CALGARY - Plants stressed by drought and rising temperatures brought onby global warming may actually release more greenhouse gases into theenvironment, says research from the University of Calgary.

CALGARY - Plants stressed by drought and rising temperatures brought on by global warming may actually release more greenhouse gases into the environment, says research from the University of Calgary.

Scientists looked at the methane levels emitted by six crops grown in Canada: faba beans, sunflowers, peas, canola, barley and wheat.

They measured the amount of methane emitted by the plants normally, and under conditions simulated to mimic global warming, including higher temperatures, drought and increased ultraviolet-B radiation.

Methane is a greenhouse gas that traps heat at a much higher rate than carbon dioxide.

"I've been of the opinion for some time that methane is somewhat ignored, and I think it's just as important as carbon dioxide in the whole global warming debate," said author David Reid, an associate professor at the university.

"So if plants produce a little bit, we were curious to know what would plants in the near future, maybe slightly warmer, slightly drier, maybe a little more UV light, how would they respond?

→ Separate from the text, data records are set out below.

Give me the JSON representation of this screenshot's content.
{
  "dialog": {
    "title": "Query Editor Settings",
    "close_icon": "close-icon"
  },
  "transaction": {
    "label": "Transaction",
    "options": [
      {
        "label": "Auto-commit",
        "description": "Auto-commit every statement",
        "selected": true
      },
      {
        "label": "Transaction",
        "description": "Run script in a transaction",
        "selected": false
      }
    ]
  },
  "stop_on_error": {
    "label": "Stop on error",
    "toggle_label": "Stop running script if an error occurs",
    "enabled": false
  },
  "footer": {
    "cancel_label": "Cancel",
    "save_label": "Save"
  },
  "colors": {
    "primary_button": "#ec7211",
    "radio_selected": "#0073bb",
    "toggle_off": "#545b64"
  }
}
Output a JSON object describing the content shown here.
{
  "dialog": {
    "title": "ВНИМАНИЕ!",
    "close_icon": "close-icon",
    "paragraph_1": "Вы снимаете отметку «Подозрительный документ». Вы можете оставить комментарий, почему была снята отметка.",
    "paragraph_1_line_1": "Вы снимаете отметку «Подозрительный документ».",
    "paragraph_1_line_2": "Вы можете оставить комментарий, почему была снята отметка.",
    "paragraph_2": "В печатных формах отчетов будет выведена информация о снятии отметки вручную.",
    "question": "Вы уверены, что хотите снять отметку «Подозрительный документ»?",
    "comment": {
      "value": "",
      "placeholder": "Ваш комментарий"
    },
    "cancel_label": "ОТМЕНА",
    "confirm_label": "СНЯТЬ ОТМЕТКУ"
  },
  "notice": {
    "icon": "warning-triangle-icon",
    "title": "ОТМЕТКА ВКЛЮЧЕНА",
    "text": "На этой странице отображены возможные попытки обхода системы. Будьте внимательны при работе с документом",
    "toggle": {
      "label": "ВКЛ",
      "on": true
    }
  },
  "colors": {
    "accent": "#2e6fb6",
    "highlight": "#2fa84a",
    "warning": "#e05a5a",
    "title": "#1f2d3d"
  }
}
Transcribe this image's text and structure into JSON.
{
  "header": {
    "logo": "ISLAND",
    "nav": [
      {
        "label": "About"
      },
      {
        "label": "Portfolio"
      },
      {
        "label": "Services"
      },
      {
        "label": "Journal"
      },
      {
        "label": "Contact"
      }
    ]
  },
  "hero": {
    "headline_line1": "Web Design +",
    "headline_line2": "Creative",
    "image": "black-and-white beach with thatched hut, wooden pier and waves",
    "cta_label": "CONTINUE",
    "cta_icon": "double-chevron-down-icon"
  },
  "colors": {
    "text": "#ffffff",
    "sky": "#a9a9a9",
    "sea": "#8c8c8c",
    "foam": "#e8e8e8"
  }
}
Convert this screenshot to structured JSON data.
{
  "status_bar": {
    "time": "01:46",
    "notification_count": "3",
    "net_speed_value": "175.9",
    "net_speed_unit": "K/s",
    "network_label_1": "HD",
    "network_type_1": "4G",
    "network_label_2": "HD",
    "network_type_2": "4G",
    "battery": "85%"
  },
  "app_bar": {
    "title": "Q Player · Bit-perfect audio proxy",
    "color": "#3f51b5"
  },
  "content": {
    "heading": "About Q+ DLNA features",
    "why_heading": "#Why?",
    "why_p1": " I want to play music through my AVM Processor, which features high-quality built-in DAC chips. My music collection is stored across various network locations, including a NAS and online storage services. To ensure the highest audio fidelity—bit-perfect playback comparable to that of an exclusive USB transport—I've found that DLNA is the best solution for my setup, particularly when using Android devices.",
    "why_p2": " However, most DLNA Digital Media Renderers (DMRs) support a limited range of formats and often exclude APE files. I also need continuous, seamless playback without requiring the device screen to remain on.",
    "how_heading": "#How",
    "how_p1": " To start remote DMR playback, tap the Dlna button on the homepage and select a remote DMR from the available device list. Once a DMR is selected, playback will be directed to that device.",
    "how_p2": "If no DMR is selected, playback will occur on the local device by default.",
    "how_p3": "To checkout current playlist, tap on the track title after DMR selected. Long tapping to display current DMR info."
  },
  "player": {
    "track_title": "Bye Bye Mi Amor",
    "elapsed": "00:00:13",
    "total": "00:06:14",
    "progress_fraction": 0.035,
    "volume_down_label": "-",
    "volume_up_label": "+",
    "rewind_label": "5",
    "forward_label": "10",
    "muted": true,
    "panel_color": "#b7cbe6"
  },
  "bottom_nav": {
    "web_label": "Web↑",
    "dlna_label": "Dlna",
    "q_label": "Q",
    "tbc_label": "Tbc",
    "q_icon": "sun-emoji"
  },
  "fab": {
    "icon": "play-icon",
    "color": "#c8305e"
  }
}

Would it affect them or not?"

Under normal conditions, the crops emitted different amounts of methane, he said, although the levels were quite small for all.

The amount of methane went up different degrees under global warming conditions.

He pointed out that plants on balance are "our saviours" when it comes to absorbing carbon dioxide from the air, and have an overall positive effect on climate change.

Still, an increase in methane is not a positive step, Reid said.

"If the world gets a lot more environmentally stressful, this phenomenon will increase, and it will complicate the story a lot, which we don't need."

Simon Donner, a University of British Columbia professor, said research into methane has become important for people trying to understand climate change.

"Carbon dioxide gets all the press, but methane's extremely important," said Donner, who was not commenting on Reid's research specifically.

"Some of the biology and the chemistry of how it gets emitted, we're still learning about, it's still quite complicated."

He said more studies are needed to really understand how plants or the soil around them contribute to methane in the atmosphere.

"We need these sort of detailed studies to really understand it well."

A study published in 2006 stirred controversy when researchers in Germany suggested for the first time that plants emit up to one-third of the methane in the atmosphere.

Its authors quickly clarified that while plants may release methane, they cannot be blamed for modern climate change since they existed long before human influences.

Reid said research is already demonstrating that climate change is extremely complex and could have negative effects in ways we haven't anticipated.

"It's another warning that we're messing things up at a hell of a rate."